Saatse () is a village in Setomaa Parish, Võru County in southeastern Estonia. It has a population of 89 (as of 2007).

Saatse and its neighbouring villages (Kundruse, Litvina, Pattina, Perdaku, Saabolda, Samarina, Sesniki and Ulitina) are notable as part of Estonia that although not an enclave, before 2008 wasn't reachable by road without passing through Russian territory for several hundred metres, through an area known as the Saatse Boot. In 2008 a new Matsuri–Sesniki road was opened, making it possible to reach the area without necessarily passing through the Saatse Boot.

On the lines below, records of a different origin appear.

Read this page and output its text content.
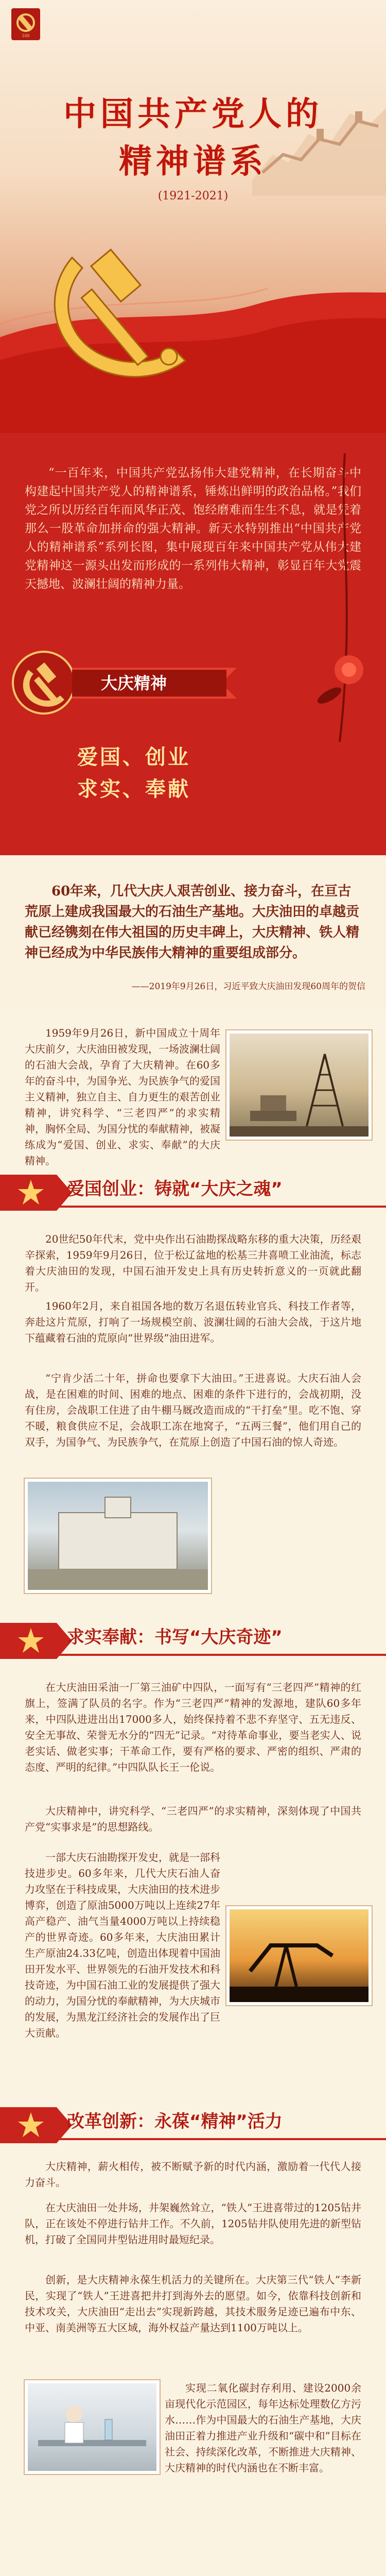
100
中国共产党人的
精神谱系
(1921-2021)
“一百年来，中国共产党弘扬伟大建党精神，在长期奋斗中构建起中国共产党人的精神谱系，锤炼出鲜明的政治品格。”我们党之所以历经百年而风华正茂、饱经磨难而生生不息，就是凭着那么一股革命加拼命的强大精神。新天水特别推出“中国共产党人的精神谱系”系列长图，集中展现百年来中国共产党从伟大建党精神这一源头出发而形成的一系列伟大精神，彰显百年大党震天撼地、波澜壮阔的精神力量。
大庆精神
爱国、创业
求实、奉献
60年来，几代大庆人艰苦创业、接力奋斗，在亘古荒原上建成我国最大的石油生产基地。大庆油田的卓越贡献已经镌刻在伟大祖国的历史丰碑上，大庆精神、铁人精神已经成为中华民族伟大精神的重要组成部分。
——2019年9月26日，习近平致大庆油田发现60周年的贺信
1959年9月26日，新中国成立十周年大庆前夕，大庆油田被发现，一场波澜壮阔的石油大会战，孕育了大庆精神。在60多年的奋斗中，为国争光、为民族争气的爱国主义精神，独立自主、自力更生的艰苦创业精神，讲究科学、“三老四严”的求实精神，胸怀全局、为国分忧的奉献精神，被凝练成为“爱国、创业、求实、奉献”的大庆精神。
爱国创业：铸就“大庆之魂”
20世纪50年代末，党中央作出石油勘探战略东移的重大决策，历经艰辛探索，1959年9月26日，位于松辽盆地的松基三井喜喷工业油流，标志着大庆油田的发现，中国石油开发史上具有历史转折意义的一页就此翻开。
1960年2月，来自祖国各地的数万名退伍转业官兵、科技工作者等，奔赴这片荒原，打响了一场规模空前、波澜壮阔的石油大会战，于这片地下蕴藏着石油的荒原向“世界级”油田进军。
“宁肯少活二十年，拼命也要拿下大油田。”王进喜说。大庆石油人会战，是在困难的时间、困难的地点、困难的条件下进行的，会战初期，没有住房，会战职工住进了由牛棚马厩改造而成的“干打垒”里。吃不饱、穿不暖，粮食供应不足，会战职工冻在地窝子，“五两三餐”，他们用自己的双手，为国争气、为民族争气，在荒原上创造了中国石油的惊人奇迹。
求实奉献：书写“大庆奇迹”
在大庆油田采油一厂第三油矿中四队，一面写有“三老四严”精神的红旗上，签满了队员的名字。作为“三老四严”精神的发源地，建队60多年来，中四队进进出出17000多人，始终保持着不悲不弃坚守、五无违反、安全无事故、荣誉无水分的“四无”记录。“对待革命事业，要当老实人、说老实话、做老实事；干革命工作，要有严格的要求、严密的组织、严肃的态度、严明的纪律。”中四队队长王一伦说。
大庆精神中，讲究科学、“三老四严”的求实精神，深刻体现了中国共产党“实事求是”的思想路线。
一部大庆石油勘探开发史，就是一部科技进步史。60多年来，几代大庆石油人奋力攻坚在于科技成果，大庆油田的技术进步博弈，创造了原油5000万吨以上连续27年高产稳产、油气当量4000万吨以上持续稳产的世界奇迹。60多年来，大庆油田累计生产原油24.33亿吨，创造出体现着中国油田开发水平、世界领先的石油开发技术和科技奇迹，为中国石油工业的发展提供了强大的动力，为国分忧的奉献精神，为大庆城市的发展，为黑龙江经济社会的发展作出了巨大贡献。
改革创新：永葆“精神”活力
大庆精神，薪火相传，被不断赋予新的时代内涵，激励着一代代人接力奋斗。
在大庆油田一处井场，井架巍然耸立，“铁人”王进喜带过的1205钻井队，正在该处不停进行钻井工作。不久前，1205钻井队使用先进的新型钻机，打破了全国同井型钻进用时最短纪录。
创新，是大庆精神永葆生机活力的关键所在。大庆第三代“铁人”李新民，实现了“铁人”王进喜把井打到海外去的愿望。如今，依靠科技创新和技术攻关，大庆油田“走出去”实现新跨越，其技术服务足迹已遍布中东、中亚、南美洲等五大区域，海外权益产量达到1100万吨以上。
实现二氧化碳封存利用、建设2000余亩现代化示范园区，每年达标处理数亿方污水……作为中国最大的石油生产基地，大庆油田正着力推进产业升级和“碳中和”目标在社会、持续深化改革，不断推进大庆精神、大庆精神的时代内涵也在不断丰富。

However, this is a 15–20 km detour if going from Värska.

Saatse was earlier known as Korki or Gorki. The present name Saatse has been derived from a Russian village name Zatšerenje that was later turned into Satseri and then Saatse. It an area inhabited by Seto people, Setos, who follow Orthodox traditions, and there is a Seto museum. The museum is a subsidiary of the Seto Talumuuseum (Seto Farm Museum) at Värska, was founded in 1974, and has 20,000 exhibits including collections of agricultural implements and machinery, fishing equipment, and pottery.

The oldest buildings in the village are the Holy Paraskeva Orthodox Church. The current stone building replaced a wooden structure from 1673 and was constructed in 1801. It had a  wooden belfry added in 1839, and was extended in length in 1884.